Sacajawea–There’s More to Her Than You Thought

Sacajawea Monument, n.d. Sacajawea Center, Salmon, Idaho. (Image: Sacajawea Center, Salmon, Idaho)

Let’s go back in time to when you were in third grade. To the time when history class was called social studies and the only things you tended to learn about were one of three things: (1) geography–basically looking at maps for the entire class (2) Native Americans and their “relationship” with the noble Christopher Columbus and (3) Henry Hudson and the creation of New York City. At least, this is what happened with me. Let’s face it–almost everything you learn in social studies up until about fifth grade or so, in the process of trying to make history “child-friendly,” practically becomes a lie. At this point in time, the only thing that I had learned about women in history is the fact that their role in Native American tribes was to gather food, take care of the children and, in certain tribes, were the leaders of their tribes. But their story is so much more complex than that and this could easily be proved by the story of Sacajawea.

I have only ever heard of the name Sacajawea in relation to the names of Lewis and Clark. Before sitting down to do research for this post this morning, my only identifier for this woman of strength and bravery was the fact that she was Lewis and Clark’s tour guide for their west bound expedition. Come to find out that she is the epitome of what a strong woman is. On top of traveling for weeks with a group of men she didn’t know, she did so with an infant daughter on her back all at the age of 16. She lived the majority of her life without her family, being that she was taken by a rival tribe, sold to slavery and forced to marry a French Canadian man at the age of 12. She is considered to be the most necessary component to the Lewis and Clark Expedition because her presence prevented skeptical tribes from attacking (even though it was her husband that was “selected” for the expedition).
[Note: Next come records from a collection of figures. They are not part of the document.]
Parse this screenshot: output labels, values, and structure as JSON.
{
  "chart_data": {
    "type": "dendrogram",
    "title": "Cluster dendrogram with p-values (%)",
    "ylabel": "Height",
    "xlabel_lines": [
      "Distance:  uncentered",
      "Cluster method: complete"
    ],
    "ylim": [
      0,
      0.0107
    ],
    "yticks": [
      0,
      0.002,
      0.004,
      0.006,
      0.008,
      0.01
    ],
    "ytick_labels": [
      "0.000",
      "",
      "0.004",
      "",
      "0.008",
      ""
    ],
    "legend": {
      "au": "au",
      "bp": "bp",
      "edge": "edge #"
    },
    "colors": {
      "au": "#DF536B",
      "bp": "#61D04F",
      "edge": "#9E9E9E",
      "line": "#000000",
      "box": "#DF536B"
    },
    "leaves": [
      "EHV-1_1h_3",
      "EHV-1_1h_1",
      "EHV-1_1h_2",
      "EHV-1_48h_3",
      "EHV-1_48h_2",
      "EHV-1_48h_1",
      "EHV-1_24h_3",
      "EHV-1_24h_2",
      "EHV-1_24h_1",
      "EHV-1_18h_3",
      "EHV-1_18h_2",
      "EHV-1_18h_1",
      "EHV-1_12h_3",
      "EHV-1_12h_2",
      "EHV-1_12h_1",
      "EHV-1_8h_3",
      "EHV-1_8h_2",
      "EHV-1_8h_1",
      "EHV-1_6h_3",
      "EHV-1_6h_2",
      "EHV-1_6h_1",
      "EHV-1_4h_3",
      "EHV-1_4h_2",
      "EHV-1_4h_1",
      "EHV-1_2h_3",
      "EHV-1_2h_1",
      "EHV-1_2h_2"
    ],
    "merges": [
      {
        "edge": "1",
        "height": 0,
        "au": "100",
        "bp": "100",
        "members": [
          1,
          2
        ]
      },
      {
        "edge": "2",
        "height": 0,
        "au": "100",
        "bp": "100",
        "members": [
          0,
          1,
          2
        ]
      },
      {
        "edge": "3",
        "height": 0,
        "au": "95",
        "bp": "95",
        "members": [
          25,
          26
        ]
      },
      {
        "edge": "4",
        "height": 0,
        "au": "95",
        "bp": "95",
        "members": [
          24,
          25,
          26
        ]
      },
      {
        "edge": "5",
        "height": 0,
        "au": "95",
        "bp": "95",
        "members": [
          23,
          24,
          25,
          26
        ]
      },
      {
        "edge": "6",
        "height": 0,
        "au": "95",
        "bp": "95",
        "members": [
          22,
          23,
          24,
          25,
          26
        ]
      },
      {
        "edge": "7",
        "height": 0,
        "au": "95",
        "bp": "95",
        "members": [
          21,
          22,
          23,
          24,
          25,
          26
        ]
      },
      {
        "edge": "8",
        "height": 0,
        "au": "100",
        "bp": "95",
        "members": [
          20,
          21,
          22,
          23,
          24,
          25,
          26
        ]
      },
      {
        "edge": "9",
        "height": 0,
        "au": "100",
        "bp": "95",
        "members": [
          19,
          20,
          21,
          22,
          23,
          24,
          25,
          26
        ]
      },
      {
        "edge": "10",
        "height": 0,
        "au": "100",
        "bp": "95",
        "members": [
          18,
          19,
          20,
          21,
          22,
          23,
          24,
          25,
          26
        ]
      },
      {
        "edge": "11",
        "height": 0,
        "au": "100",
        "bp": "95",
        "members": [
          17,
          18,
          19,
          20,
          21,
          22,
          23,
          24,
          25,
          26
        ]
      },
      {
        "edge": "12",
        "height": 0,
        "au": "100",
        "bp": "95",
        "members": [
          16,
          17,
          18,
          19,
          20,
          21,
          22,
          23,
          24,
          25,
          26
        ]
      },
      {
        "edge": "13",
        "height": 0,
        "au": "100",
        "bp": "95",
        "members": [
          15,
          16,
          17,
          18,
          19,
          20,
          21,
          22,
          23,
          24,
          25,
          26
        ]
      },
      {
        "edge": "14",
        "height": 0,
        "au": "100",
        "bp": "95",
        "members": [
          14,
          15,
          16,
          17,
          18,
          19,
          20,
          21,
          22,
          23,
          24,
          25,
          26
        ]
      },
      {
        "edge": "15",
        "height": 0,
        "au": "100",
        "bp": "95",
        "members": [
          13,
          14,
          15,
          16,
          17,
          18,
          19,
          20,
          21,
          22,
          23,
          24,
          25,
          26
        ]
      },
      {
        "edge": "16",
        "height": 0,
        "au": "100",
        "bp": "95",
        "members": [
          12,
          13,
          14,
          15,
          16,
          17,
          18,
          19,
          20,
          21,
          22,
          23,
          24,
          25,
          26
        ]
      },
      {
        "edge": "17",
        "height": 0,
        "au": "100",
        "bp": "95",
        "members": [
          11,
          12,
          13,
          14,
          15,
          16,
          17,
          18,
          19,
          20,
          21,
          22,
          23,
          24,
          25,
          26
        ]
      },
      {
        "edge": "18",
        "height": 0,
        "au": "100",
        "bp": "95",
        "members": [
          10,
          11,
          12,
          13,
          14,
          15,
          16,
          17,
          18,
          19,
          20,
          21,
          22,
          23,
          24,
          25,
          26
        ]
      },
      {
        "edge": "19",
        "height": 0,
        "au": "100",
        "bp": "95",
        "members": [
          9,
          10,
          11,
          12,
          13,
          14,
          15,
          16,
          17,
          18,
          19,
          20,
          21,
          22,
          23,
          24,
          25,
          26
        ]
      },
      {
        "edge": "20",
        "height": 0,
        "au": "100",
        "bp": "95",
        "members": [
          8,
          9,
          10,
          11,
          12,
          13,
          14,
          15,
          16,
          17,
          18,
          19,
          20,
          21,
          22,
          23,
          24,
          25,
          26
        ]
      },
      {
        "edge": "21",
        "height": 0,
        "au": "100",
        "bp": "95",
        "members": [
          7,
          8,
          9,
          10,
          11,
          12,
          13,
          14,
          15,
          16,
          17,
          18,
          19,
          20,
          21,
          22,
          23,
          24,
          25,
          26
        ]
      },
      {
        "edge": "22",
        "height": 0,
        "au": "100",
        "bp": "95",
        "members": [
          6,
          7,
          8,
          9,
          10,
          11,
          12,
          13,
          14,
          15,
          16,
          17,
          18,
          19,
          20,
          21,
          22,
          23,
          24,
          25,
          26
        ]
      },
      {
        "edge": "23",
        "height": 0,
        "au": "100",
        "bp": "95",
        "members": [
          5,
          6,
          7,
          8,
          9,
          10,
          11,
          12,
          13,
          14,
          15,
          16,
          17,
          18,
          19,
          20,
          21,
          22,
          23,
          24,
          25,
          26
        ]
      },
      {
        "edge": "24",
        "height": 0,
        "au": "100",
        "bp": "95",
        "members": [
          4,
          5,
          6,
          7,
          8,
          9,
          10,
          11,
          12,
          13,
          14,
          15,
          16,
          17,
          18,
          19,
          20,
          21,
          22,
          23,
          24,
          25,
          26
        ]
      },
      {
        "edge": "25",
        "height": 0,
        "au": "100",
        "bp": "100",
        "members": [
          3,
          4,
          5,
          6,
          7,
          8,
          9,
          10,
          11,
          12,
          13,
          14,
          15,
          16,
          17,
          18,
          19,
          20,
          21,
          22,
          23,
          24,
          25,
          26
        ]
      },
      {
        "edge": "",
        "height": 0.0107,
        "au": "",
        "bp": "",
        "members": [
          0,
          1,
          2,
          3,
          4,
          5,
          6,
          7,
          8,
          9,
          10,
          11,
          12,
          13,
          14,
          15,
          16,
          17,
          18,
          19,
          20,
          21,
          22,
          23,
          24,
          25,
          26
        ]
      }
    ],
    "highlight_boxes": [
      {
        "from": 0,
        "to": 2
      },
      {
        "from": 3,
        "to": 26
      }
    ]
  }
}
They never tell you that part of the story, huh?

Judy Chicago (American, b. 1939). The Dinner Party (Sacajawea place setting), 1974–79. Mixed media: ceramic, porcelain, textile. Brooklyn Museum, Gift of the Elizabeth A. Sackler Foundation, 2002.10. © Judy Chicago. Photograph by Jook Leung Photography

Sacajawea went against all of the odds, all of the expectations. At that time, Native Americans were considered savages and settlers didn’t give women nearly as much respect as the Native American tribes. The fact that she is the only Native American in Judy Chicago’s The Dinner Party shows how essential she is to our history. One of the purposes that Chicago gives her collection is to bring back and recognize the women who have been erased from our history. Even though Sacajawea had never actually been erased from history, seeing as she is mentioned once or twice in our children’s textbooks and classrooms, she has never been credited for everything that she had done. Without her, our civilization could be centuries behind in terms of development because Lewis and Clark could not have made it without her. Either they would have died of starvation, cold, been attacked by tribes or just simply have turned around to go back home. In the description of her plate on the Brooklyn Museum website, it states, “She [Sacagawea] stands not only as a symbol of the strength of Native American women, but as an emblem of the tenacity and power of all women”–I couldn’t have said it better myself.